Flies Fly In, Flies Fly Out

Dear God,

I'm thinking maybe it's time for Entergy to pony up for a full, paying subscription for me with the Wall Street Journal Online.

Look what I found there today (posted, actually on November 3):

HOLLYWOOD, Fla. (Dow Jones)--Entergy Corp. (ETR) remains committed to spinning off five of its nuclear power plants into a stand-alone company, but the company's chief executive suggested a possible alternative Tuesday if it can't win regulatory approval in New York.

Entergy Chairman and Chief Executive J. Wayne Leonard said the company could spin off its utility businesses into a stand-alone company to accomplish the same goal of separating its regulated utility businesses concentrated in the Southeast from its nuclear plants that sell ....

And that's all I know! Because to read the rest of the article, I need a paying subscription, but Entergy is so miserly about paying for anything here at Vermont Yankee, that I don't have one!

Anyway, it looks like, if Entergy can't spin Enexus off, it might spin off everything else into some phenomenally wealthy, as-yet-unnamed entity and leave the five merchant plants to a newly impoverished Entergy. I call that creative thinking! Hey, that's why we pay him the big bucks!

Ah, ha, ha, ha, ha, ha, ha, ha, ha, ha, ha, ha, ha, ha, ha, ha, ha, ha, ha, ha!
Ah, ha, ha, ha, ha, ha, ha, ha, ha, ha, ha, ha, ha, ha, ha, ha, ha, ha, ha, ha! (Echo, echo, echo.)

Pete Shumlin, close your mouth before the flies fly in. You shoulda seen this comin'!

Amen,

Fake-Rob

1 comment:

Anonymous said...

power at market prices.

"We don't expect to go down that route, but it is a path to get you back to where you were. It just takes us longer and (requires) more regulatory approvals," said Leonard, speaking at the Edison Electric Institute's financial conference in Florida.

The New Orleans-based power company has been looking to create the nation's first stand-alone nuclear power company for two years. The deal was first stymied by the global credit freeze as Entergy needs to access billions of dollars in new debt to create the company, to be called Enexus Energy Corp. Now it's awaiting a decision from New York, where the spinoff has faced a push-back from consumer advocates and elected officials.

Leonard said in an interview ahead of Tuesday's presentation that the nuclear spinoff still makes sense for investors as well as consumers. Investors get to realize the full value of both businesses, while consumers have more assurances the nuclear plants will continue to operate even if unexpected operational problems arise.

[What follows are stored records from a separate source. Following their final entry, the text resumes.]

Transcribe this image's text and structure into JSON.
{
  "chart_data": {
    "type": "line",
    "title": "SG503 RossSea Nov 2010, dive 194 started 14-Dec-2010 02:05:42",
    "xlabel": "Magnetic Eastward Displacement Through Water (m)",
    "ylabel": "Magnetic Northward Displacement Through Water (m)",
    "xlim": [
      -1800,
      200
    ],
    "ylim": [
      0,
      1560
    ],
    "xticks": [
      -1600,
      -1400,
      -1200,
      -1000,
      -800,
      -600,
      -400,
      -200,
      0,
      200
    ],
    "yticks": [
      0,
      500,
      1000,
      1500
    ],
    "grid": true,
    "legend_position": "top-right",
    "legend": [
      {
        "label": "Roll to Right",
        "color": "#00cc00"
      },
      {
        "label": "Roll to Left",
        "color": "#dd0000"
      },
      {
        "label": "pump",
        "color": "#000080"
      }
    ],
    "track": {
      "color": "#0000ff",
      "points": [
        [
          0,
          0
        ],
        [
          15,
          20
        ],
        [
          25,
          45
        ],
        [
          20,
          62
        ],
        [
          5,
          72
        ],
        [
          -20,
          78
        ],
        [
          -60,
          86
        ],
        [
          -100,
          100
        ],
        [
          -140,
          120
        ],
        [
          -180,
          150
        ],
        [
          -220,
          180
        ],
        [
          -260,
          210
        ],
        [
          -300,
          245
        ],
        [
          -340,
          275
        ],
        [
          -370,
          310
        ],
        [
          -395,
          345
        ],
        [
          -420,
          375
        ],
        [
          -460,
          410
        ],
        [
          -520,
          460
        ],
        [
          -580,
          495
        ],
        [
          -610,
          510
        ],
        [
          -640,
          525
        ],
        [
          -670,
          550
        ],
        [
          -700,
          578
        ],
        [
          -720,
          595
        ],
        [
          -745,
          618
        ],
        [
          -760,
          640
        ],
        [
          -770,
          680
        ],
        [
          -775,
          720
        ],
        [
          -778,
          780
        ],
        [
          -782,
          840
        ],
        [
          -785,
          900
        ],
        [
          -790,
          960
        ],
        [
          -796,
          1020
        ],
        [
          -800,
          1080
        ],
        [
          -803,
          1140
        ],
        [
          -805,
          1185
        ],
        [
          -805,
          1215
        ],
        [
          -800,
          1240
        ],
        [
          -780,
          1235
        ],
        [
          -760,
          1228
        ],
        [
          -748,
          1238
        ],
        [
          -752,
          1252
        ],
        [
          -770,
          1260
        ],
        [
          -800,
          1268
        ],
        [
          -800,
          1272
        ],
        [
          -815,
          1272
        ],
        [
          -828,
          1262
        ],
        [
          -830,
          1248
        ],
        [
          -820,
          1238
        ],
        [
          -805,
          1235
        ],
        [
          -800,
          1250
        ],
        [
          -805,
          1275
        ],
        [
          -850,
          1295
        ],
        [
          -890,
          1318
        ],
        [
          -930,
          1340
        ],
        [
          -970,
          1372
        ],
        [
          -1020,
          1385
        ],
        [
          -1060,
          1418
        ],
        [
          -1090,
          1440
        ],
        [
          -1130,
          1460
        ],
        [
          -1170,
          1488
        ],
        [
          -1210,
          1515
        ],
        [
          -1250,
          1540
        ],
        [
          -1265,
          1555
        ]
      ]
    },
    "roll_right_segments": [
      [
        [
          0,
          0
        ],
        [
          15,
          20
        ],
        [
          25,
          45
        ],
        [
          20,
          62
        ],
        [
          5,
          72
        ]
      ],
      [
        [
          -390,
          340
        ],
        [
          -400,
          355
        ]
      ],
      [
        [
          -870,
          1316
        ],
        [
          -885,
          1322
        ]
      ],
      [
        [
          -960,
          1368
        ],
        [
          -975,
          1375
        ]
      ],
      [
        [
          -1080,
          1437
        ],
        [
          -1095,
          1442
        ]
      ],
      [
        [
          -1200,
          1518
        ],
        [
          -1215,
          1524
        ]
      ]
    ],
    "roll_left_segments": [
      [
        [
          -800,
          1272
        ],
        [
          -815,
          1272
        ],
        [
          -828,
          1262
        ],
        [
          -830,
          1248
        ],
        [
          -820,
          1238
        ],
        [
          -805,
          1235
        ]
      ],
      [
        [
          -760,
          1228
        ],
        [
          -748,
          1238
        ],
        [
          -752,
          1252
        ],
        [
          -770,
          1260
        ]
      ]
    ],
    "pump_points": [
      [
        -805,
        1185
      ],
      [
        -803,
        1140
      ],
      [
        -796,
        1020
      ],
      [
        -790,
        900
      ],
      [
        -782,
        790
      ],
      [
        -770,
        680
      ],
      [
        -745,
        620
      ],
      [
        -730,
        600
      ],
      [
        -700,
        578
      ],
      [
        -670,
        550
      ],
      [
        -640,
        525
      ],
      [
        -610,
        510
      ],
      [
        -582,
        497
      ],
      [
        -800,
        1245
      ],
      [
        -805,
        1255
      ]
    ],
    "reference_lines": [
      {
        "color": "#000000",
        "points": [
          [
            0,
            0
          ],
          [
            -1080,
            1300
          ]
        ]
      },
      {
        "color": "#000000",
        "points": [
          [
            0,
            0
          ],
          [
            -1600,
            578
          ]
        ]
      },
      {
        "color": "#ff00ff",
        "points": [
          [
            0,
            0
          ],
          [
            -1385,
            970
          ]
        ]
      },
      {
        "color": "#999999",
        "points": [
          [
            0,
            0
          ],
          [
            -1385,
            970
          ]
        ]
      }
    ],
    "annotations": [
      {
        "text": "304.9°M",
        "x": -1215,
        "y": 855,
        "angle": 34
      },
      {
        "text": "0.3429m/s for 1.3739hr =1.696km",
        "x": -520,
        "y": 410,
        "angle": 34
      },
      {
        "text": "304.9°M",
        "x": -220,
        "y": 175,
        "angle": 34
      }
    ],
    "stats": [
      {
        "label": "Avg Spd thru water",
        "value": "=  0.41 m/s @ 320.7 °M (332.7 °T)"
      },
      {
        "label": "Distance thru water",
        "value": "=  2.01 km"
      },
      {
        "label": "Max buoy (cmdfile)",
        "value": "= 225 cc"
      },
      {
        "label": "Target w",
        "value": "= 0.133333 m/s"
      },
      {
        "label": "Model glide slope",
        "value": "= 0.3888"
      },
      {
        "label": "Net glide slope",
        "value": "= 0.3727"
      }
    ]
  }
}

But Leonard added investor fatigue exists when it comes to the spinoff plan. Most shareholders want stock in either the nuclear spinoff or the utility business instead of the current combined company.

"The people that are in the stock have very strong feelings about what piece of paper they want," he said.

Leonard stressed in his remarks Tuesday the company is making progress in front of New York and Vermont regulators. Approvals from the two states represent the final regulatory hurdles. Enexus would own two plants in New York and one in Vermont. Leonard said financing the deal is no longer an issue, with capital available at rates similar to when Entergy first proposed the deal.

New York regulators could decide as early as mid-December on the deal. A new round of comments were due Monday by various parties in the case, but weren't available on the New York Public Service Commission Web site yet. Entergy to date has faced resistance from public officials who are concerned Enexus will have too much debt and won't follow through on past agreements to invest in the plants. The nuclear plants in the spinoff include Indian Point and James Fitzpatrick in New York.

Shares of Entergy were recently off 55 cents at $76.65.